Vi ha concorso il Governo, tutelando con dazi protettori l'indu­stria, sovvenendo con sussidi l'apertura di fabbriche nuove e l'am­pliamento di quelle esistenti e, collegata alla politica nei riguardi dell'industria, è stata accordata protezione a Carmine A.Lippi, proprio lui l'énfant terrible della mineralogia, autore di studi sul miglioramento delle tecniche industriali; tutto ciò “è sempre tanto più notevole in quanto se i meridionali avevano una nobilissima, mai interrotta tradizione di pensiero speculativo, poca sensibilità avevano per l'innanzi dimostrata nei riguardi delle scienze ap­plicate ” (73).

Il Governo ha fatto il possibile per suscitare l'interesse delle po­polazioni, ha richiesto e ottenuto che una fiera nazionale fosse aperta annualmente, dal 25 luglio al 10 agosto, a Napoli sulla scia dell'Exposition parigina, la prima nel mondo, iniziata nel 1978 da F. de Neufchàteau Ministro degli Interni, per consacrare l'anni­versario della République, tenuta nel Tempio dell'industria allo scopo di pubblicizzare l'attività del settore, sensibilizzare i visi­tatori, avvicinarli al nuovo mondo industriale (74).

A Napoli, con grande concorso di pubblico, molto sfarzo e l'in­tervento dei sovrani, ne è stata inaugurata la prima nel 1810 (75).

L'opera dello Stato, lo zelo dei militari, l'impegno delle maestran­ze, il lavoro degli operai, fanno germinare i frutti tanto attesi dalla Mongiana.

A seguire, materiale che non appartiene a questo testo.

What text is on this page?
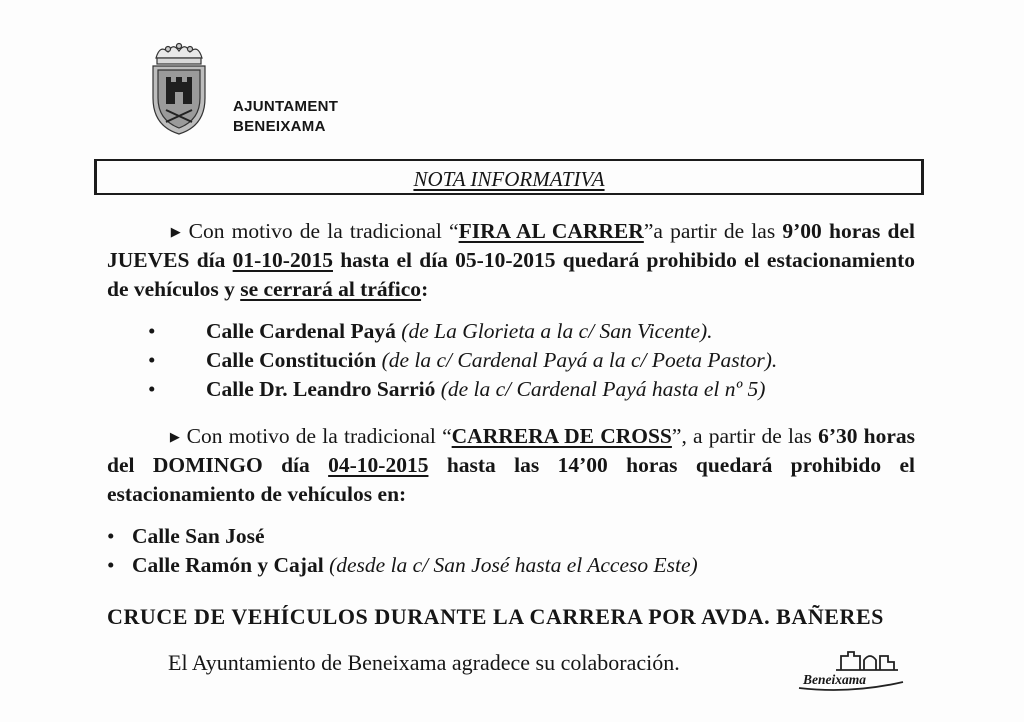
AJUNTAMENT
BENEIXAMA
NOTA INFORMATIVA
▶ Con motivo de la tradicional “FIRA AL CARRER”a partir de las 9’00 horas del JUEVES día 01-10-2015 hasta el día 05-10-2015 quedará prohibido el estacionamiento de vehículos y se cerrará al tráfico:
• Calle Cardenal Payá (de La Glorieta a la c/ San Vicente).
• Calle Constitución (de la c/ Cardenal Payá a la c/ Poeta Pastor).
• Calle Dr. Leandro Sarrió (de la c/ Cardenal Payá hasta el nº 5)
▶ Con motivo de la tradicional “CARRERA DE CROSS”, a partir de las 6’30 horas del DOMINGO día 04-10-2015 hasta las 14’00 horas quedará prohibido el estacionamiento de vehículos en:
• Calle San José
• Calle Ramón y Cajal (desde la c/ San José hasta el Acceso Este)
CRUCE DE VEHÍCULOS DURANTE LA CARRERA POR AVDA. BAÑERES
El Ayuntamiento de Beneixama agradece su colaboración.
Beneixama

All'inizio del 1814, subentra a Carascosa, in qualità di Direttore, il Capo Squadrone di Artiglieria a Cavallo Nicola Landi. (Carascosa andrà a dirigere la ferriera “privata” del principe Sa­triano a Razzona di Cardinale, dove tra l'altro sovrintenderà alla fusione delle travi del ponte sospeso sul Garigliano ideato da Lippi). Nel biennio successivo, la produzione mongianese sale a 25.197 cantaia di ghisa e 5244 di ferro raffinato; quantitativo di tutto rispetto se si tiene conto che per oltre sei mesi, dall'aprile al novembre del 1815, per deficienza di fondi, tra i sussulti dell'a­gonizzante Impero napoleonico e l'ulteriore cambio al vertice del paese, i lavori sono rimasti fermi (76). Rapidi calcoli portano a con­cludere che la media annuale sia stata superiore alle 16.000 can­taia: esattamente il quantitativo previsto da Carascosa e in per­fetto accordo con il suo Budjet (77).

[fig.14]

Timbro di carteggio della Direzione, della Mongiana. 1825 circa (ASCZ).

 

Per rendere maggiormente apprezzabile lo sforzo di quanti hanno conseguito questo brillante risultato, si deve ricordare che è stato ottenuto da poche centinaia d'uomini in una fonderia di soli 31 metri per 15, da due malandati altiforni, da due fornacette di ricottura, da un forno di ribatteria, da quattro minuscole ferriere di dolcificazione con poche forge, qualche maglio e martinetto (78).